In between Sapa and Hanoi, Mu Cang Chai is a district much like Sapa in terms of landscapes as being a great place to witness the unique culture of the H’Mong people. The rice fields, mountains, and forests make for an incredible base for trekking and outdoor adventure sports; with activities such as paragliding and bathing in hot springs especially popular. Of course, like in Sapa, my number one recommendation is to stay at a local homestay, which includes trekking between villages with your host. It’s an amazing way to experience the culture and nature of the Mu Cang Chai with the guidance of someone who’s lived there their entire life. The H’Mong guides are incredibly friendly and knowledgeable and trekking with them was one of my personal highlights while in Northern Vietnam.

In Mu Cang Chai you can choose to stay at either a snazzy resort, or in a local homestay, the options are vast and growing by the year.

Cao Bang (and the Ba Be Lakes)

Avatar-esque landscapes

Northern Vietnam is the gift that keeps on giving! North East of Mu Cang Chai, just a stones throw away from the Chinese border, lies a nature enthusiasts paradise, Cao Bang. With views of striking karst cliff faces to rival the Ha Giang Loop itself (which in my humble opinion, is the most beautiful place on earth), never-ending caves, and South East Asia’s largest waterfall; Ban Gioc!

The undoubted highlight of the Cao Bang area, Ban Gioc is a gargantuan waterfall series as beautiful as it is immense. Sitting on a bamboo raft, watching the many sheets of frothing white water crash down, set against the majestic forest covered mountains, is a truly breathtaking experience.

Other things to do in Cao Bang include touring the massive Nguom Ngao Cave, exploring the Thang Hen Lake System, and visiting Pac Bo Historical Complex; where Ho Chi Minh began his revolution.

If you have time, spend a couple days on the nearby Ba Be Lakes, Vietnam’s Khao Sok. Stay over the water in a homestay on stilts, take a boat tour around the parks main sites, rent dugout canoes or kayaks to further explore to your own speed, and take on some of the nature trails around the lakes.

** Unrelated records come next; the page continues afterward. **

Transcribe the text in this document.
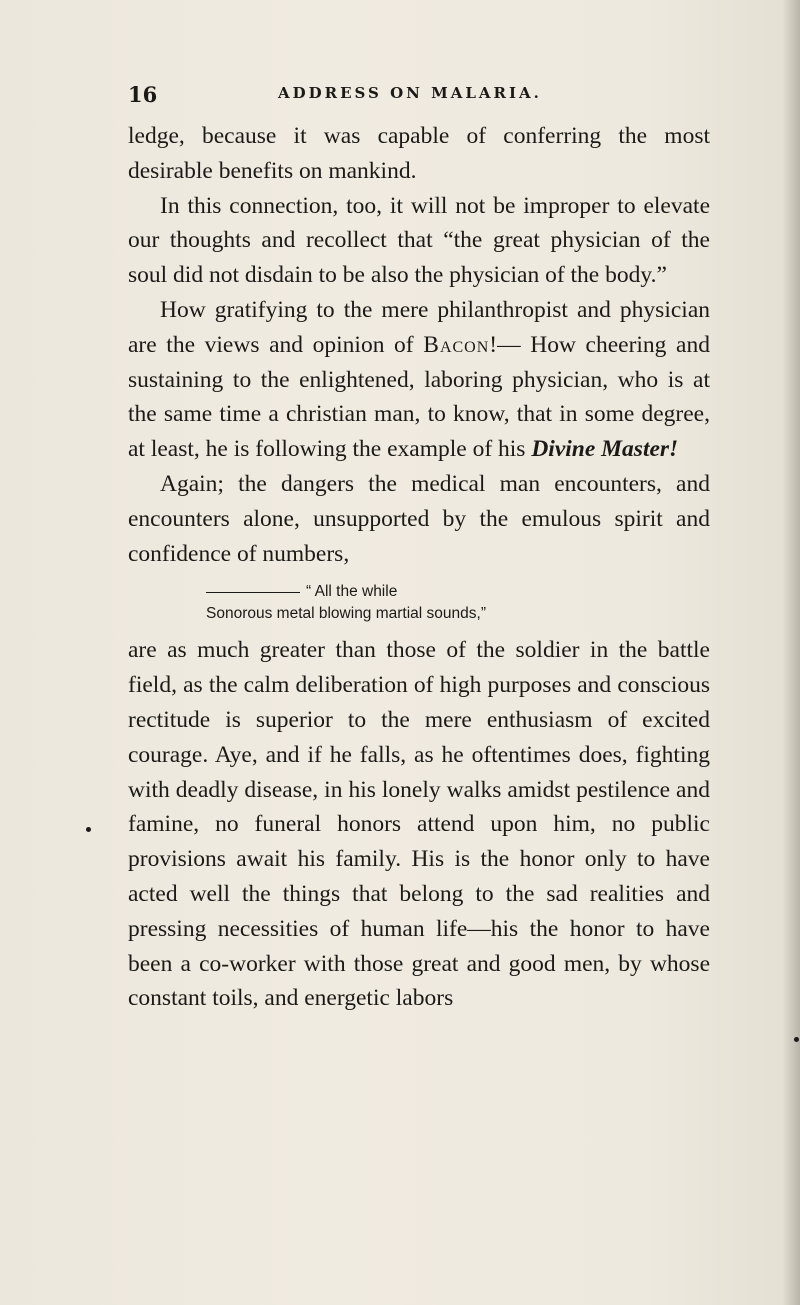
16	ADDRESS ON MALARIA.

ledge, because it was capable of conferring the most desirable benefits on mankind.

In this connection, too, it will not be improper to elevate our thoughts and recollect that “the great physician of the soul did not disdain to be also the physician of the body.”

How gratifying to the mere philanthropist and physician are the views and opinion of Bacon!— How cheering and sustaining to the enlightened, laboring physician, who is at the same time a christian man, to know, that in some degree, at least, he is following the example of his Divine Master!

Again; the dangers the medical man encounters, and encounters alone, unsupported by the emulous spirit and confidence of numbers,

“ All the while
Sonorous metal blowing martial sounds,”

are as much greater than those of the soldier in the battle field, as the calm deliberation of high purposes and conscious rectitude is superior to the mere enthusiasm of excited courage. Aye, and if he falls, as he oftentimes does, fighting with deadly disease, in his lonely walks amidst pestilence and famine, no funeral honors attend upon him, no public provisions await his family. His is the honor only to have acted well the things that belong to the sad realities and pressing necessities of human life—his the honor to have been a co-worker with those great and good men, by whose constant toils, and energetic labors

You can get to Cao Bang via bus from Hanoi or Cat Ba, or… better yet, you can visit the area on an extended version of the Ha Giang Loop! Many of the Loop organisers, including my absolute favourite “Bong”; lead extended tours which includes a couple days riding around Cao Bang and the Ba Be Lakes. Better yet, rent a bike and ride there yourself! An opportunity and adventure of a lifetime if you ask me!